Tiemann ist Seelzes Aushängeschild in Sachen Kunst

Seit 1979 lebt der 1952 in Eickhorst im Kreis Minden geborene Künstler in Kirchwehren. Dort hat er sein Atelier und mit dem benachbarten Kunsthaus auch ein Museum, in dem ausgewählte Arbeiten hängen. Nach einer Ausbildung zum Farblithografen studiert er an der Fachhochschule Grafikdesign. Letztlich reizte ihn die Kunst aber mehr: Er studierte an der Kunsthochschule Braunschweig weiter und wurde 1982 Meisterschüler. Eine erste Ausstellung hatte er bereits 1978 in Minden, inzwischen kann er mehr als 80 Ausstellungen weltweit vorweisen. Mit dem spektakulären Projekt „Paperroads“ thematisierte er die Verbreitung des Papiers entlang der Seidenstraße. In seinem Zyklus „Abgründe“ zeigte Tiemann in Atelier und Kunsthaus zeitlose Themen wie Wanderungen und Begegnungen, Niederlagen, Enttäuschungen und Siege und griff dabei auf mythologische Elemente zurück.  So konnte der tierische Wächter vor einer Festung könnte auch ein verkleideter Mensch sein – die historische Art der psychologischen Kriegsführung.

Wolfgang Tiemann ist vielseitig: Das Bild "Bewachte Festung" aus der Serie "Abgründe". Quelle: Thomas Tschörner

Skulptur ist Vorbild für Ehrenamtspreis

Tiemanns Bronzeskulptur Dialog wurde 1999 auf dem Rathausplatz installiert. Die drei überlebensgroßen Figuren, scheinbar angeregt ins Gespräch vertieft, symbolisieren das Miteinander und den Gedankenaustausch. Für den Stadtpreis Seelzer Dialog, der im Sommer 2014 erstmals vergeben wurde, hat der international bekannte Künstler drei Miniaturen seines Werkes geschaffen, die beim Seelzer Stadtempfang den Preisträgern überreicht wurden. 
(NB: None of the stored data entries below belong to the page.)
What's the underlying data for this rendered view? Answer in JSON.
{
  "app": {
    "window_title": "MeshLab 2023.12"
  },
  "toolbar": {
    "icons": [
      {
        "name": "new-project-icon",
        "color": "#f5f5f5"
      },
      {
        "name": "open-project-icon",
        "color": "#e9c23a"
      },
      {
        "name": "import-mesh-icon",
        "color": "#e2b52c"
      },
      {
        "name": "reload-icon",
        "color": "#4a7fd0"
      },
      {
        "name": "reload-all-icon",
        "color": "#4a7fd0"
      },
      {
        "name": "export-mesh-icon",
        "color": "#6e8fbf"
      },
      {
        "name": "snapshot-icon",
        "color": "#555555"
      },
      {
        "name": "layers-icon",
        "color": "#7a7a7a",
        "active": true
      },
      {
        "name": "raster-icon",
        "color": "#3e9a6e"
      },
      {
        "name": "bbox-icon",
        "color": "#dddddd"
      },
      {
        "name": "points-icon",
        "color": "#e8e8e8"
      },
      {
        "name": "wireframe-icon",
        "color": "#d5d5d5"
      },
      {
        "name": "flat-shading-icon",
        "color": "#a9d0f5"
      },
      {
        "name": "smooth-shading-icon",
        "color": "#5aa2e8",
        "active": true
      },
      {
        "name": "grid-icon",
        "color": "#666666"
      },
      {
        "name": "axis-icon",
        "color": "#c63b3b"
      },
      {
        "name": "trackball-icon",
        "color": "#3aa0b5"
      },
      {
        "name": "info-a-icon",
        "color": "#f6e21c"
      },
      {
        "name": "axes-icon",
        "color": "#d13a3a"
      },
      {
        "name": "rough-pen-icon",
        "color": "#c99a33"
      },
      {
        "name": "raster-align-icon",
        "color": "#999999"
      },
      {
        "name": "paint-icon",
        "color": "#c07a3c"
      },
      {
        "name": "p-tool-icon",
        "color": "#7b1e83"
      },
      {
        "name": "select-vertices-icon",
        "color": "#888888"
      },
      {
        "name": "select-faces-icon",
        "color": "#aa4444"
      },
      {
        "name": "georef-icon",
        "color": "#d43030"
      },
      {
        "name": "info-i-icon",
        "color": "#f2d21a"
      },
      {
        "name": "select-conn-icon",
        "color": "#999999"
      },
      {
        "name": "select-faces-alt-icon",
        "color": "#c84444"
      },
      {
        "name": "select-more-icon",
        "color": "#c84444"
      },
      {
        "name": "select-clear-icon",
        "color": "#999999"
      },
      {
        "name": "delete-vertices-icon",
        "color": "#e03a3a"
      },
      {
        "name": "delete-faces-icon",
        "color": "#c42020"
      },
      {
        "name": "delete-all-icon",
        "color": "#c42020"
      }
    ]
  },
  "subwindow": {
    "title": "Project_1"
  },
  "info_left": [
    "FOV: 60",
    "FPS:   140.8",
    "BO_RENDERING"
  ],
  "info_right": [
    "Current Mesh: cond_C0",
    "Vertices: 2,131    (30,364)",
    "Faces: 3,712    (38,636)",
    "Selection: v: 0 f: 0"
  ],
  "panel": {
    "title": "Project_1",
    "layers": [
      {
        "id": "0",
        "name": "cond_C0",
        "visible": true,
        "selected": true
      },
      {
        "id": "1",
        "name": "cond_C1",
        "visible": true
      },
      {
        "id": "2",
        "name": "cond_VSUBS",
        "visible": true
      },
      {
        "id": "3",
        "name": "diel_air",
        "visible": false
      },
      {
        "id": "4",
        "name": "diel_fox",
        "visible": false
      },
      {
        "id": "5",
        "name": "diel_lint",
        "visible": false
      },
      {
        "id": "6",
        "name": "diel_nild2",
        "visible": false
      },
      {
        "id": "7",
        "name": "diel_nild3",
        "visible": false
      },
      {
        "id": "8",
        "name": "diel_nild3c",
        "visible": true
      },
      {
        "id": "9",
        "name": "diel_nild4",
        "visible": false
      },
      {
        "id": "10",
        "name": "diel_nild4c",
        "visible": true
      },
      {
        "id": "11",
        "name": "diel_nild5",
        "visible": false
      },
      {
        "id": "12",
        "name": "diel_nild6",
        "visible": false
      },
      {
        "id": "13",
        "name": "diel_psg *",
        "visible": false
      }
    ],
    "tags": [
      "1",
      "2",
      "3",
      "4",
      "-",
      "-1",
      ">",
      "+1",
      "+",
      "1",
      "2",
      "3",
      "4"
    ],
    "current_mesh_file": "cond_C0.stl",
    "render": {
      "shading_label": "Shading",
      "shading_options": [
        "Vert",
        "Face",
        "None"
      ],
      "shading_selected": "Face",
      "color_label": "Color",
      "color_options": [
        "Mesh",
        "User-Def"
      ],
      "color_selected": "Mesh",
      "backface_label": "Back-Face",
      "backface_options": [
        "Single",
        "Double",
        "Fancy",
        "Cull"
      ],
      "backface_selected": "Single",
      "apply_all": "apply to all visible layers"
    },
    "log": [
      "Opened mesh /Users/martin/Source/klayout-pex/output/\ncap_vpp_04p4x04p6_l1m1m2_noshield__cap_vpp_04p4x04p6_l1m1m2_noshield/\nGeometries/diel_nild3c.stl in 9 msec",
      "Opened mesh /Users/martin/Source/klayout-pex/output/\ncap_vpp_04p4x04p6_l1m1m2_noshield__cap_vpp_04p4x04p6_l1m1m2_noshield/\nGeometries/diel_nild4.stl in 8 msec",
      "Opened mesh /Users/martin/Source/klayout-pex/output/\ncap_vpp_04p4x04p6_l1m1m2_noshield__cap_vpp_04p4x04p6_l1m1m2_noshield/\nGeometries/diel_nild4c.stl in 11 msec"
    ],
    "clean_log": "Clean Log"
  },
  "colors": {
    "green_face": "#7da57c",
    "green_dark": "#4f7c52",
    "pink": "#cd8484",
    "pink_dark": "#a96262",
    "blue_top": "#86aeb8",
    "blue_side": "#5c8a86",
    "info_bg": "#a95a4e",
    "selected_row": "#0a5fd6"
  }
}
Ausstellung läuft noch bis 18. Februar

Die Ausstellung „Silberglanz. Von der Kunst des Alters“ ist noch bis zum 18. Februar im Landesmuseum Hannover an der Willy-Brandt-Allee 5 zu sehen. Gezeigt werden insgesamt 128 Bilder und Objekte. Der Eintritt zu der Sonderausstellung inklusive der Sammlungen kostet 10 Euro (ermäßigt 8 Euro) und für Familien 20 Euro. Im Museumsshop gibt es zudem einen 264-seitigen, reich bebilderten Katalog für 29,90 Euro.